Trois jours de voyages, cent trente-cinq bières, un schnitzel de la taille du Liechtenstein et un demi-genou de porc de celle d’un demi-genou de porc (et croyez moi, ils ont des sacrés demi-genoux) pour une session acoustique : ce n’est pas la définition même de l’efficacité. Le projet, si bien vendu par mon pote Thierry (”on va à Munich pour boire et trop manger sous prétexte de soutenir les artistes suisses ?”), m’a semblé assez absurde pour que je m’y lance.

Ci-dessus, un demi-genou de Porc

 

Quand une idée parait tellement stupide que l’on pourrait la considérer comme une œuvre d’art contemporain, il faut généralement dire oui. Sauf si cela consiste à jouer à la roulette russe avec un pistolet automatique ou si c’est une initiative UDC.

Donc, quelques minutes de réflexion et une heure et demie d’avion plus tard, nous voilà à Munich, une chope d’1l dans la main. C’était dimanche soir et il fallait bien attendre le concert qui avait lieu 24 heure plus tard. Une attente qui nous a permis de constater que cette ville le dimanche n’est pas plus animée que Lausanne. Mais qu’il y a tout de même moyen de rigoler si l’on cherche bien.

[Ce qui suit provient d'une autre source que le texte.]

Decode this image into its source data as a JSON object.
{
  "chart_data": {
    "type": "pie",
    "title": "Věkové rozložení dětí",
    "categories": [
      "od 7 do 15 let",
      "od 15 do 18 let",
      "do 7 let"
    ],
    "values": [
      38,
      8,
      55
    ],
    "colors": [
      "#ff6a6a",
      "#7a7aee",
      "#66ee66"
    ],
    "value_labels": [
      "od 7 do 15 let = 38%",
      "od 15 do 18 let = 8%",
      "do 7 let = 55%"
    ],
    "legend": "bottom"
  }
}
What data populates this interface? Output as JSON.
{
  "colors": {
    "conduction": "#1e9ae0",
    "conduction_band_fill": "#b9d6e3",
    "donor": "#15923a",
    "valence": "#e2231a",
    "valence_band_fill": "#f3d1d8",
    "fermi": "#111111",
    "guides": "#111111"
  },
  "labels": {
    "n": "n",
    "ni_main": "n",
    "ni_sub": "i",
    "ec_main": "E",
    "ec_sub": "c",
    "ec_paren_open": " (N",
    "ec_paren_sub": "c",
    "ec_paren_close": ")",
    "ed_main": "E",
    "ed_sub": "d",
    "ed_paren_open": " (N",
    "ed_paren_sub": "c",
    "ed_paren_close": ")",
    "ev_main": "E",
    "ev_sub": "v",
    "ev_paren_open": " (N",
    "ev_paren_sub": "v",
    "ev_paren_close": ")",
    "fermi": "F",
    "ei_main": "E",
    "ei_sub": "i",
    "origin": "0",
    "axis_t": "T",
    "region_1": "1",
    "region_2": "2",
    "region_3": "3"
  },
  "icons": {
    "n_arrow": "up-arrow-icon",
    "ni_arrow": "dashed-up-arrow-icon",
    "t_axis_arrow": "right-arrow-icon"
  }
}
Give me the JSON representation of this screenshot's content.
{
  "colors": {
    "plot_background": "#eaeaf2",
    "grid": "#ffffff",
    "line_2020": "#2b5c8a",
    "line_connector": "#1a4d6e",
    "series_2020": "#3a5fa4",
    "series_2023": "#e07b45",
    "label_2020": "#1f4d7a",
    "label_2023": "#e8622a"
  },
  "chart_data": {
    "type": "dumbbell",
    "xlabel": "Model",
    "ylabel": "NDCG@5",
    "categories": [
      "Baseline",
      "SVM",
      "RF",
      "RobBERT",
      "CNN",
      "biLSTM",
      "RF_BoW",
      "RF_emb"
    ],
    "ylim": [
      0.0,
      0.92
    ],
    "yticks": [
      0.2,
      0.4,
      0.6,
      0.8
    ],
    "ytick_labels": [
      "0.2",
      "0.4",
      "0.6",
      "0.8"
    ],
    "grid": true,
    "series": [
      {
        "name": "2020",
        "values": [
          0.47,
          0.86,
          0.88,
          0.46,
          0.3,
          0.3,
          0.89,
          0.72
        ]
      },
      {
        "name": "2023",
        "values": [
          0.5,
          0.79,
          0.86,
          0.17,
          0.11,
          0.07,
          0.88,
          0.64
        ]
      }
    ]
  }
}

Le lundi après-midi était consacré à la culture et la visite du musée de la chasse et de la pêche, sur lequel nous nous sommes rabattus après avoir appris que le musée de la pomme de terre n’existait plus. Un musée qui repousse les limites de la dose de fun accessible pour 5€, mais qui serait bien plus drôle si les œuvres étaient légendées par les rappeurs français, comme les Casseurs Flowters ou Booba :

Puis, nous avons retrouvé Polar Circles dans un Airbnb un peu plus loin du centre et de l’idée que je me faisais d’une tournée de rockers. L’hôtel 5 étoiles s’appelait “Madame Fruh” et la cocaïne avait été remplacée par une tasse de thé contre voix usées.

Mais pas le temps de se focaliser sur ces détails qui n’auront plus d’importance le jour où les rockers lausannois rempliront Wembley de fans et leur suite au Four Seasons de groupies. Rome ne s’est pas faite en un jour, et d’ailleurs cela aurait certainement pris encore plus de temps si on avait demandé à Polar Circles de construire la ville.

Parce que tourner avec The Coronas, c’est déjà un excellent début pour leur deuxième album qui s’annonce canon. En Allemagne, les salles étaient pleines et les Irlandais ont visiblement apprécié leurs compagnons de tournée. Parce qu’il ne faut pas croire non plus qu’être musicien en Suisse consiste à comparer sa Hublot avec Bastian Baker en écoutant du Stephan Eicher. Cela veut surtout dire faire des kilomètres de route pour porter trop de matos et s’emmêler les jack, avant de pouvoir enfin ravir le public.

Polar Circles en train de ravir le public.

Et puis, comme toutes les belles choses ont une fin, il a fallu se réveiller tôt et reprendre la route avec le groupe vers un régime alimentaire normal, des heures de sommeil et une douche.

Je n’ose pas imaginer ce qu’il en est des membres du groupe, après 10 concerts en 15 jours et 3 pays, de Hambourg à Munich. Un jour, ils finiront bien par y être, sur cette grande scène du Paléo. Et dans le public, il y aura certainement deux types déçus qu’il n’y ait pas de stand de demis-genoux de porc à Nyon mais qui auront une larme de fierté pour leurs potes qui – à force de kilomètres en van, de nuits courtes, d’investissement en temps, en énergie et en fric – auront mérité de pouvoir ravir un si large public sans devoir s’exiler.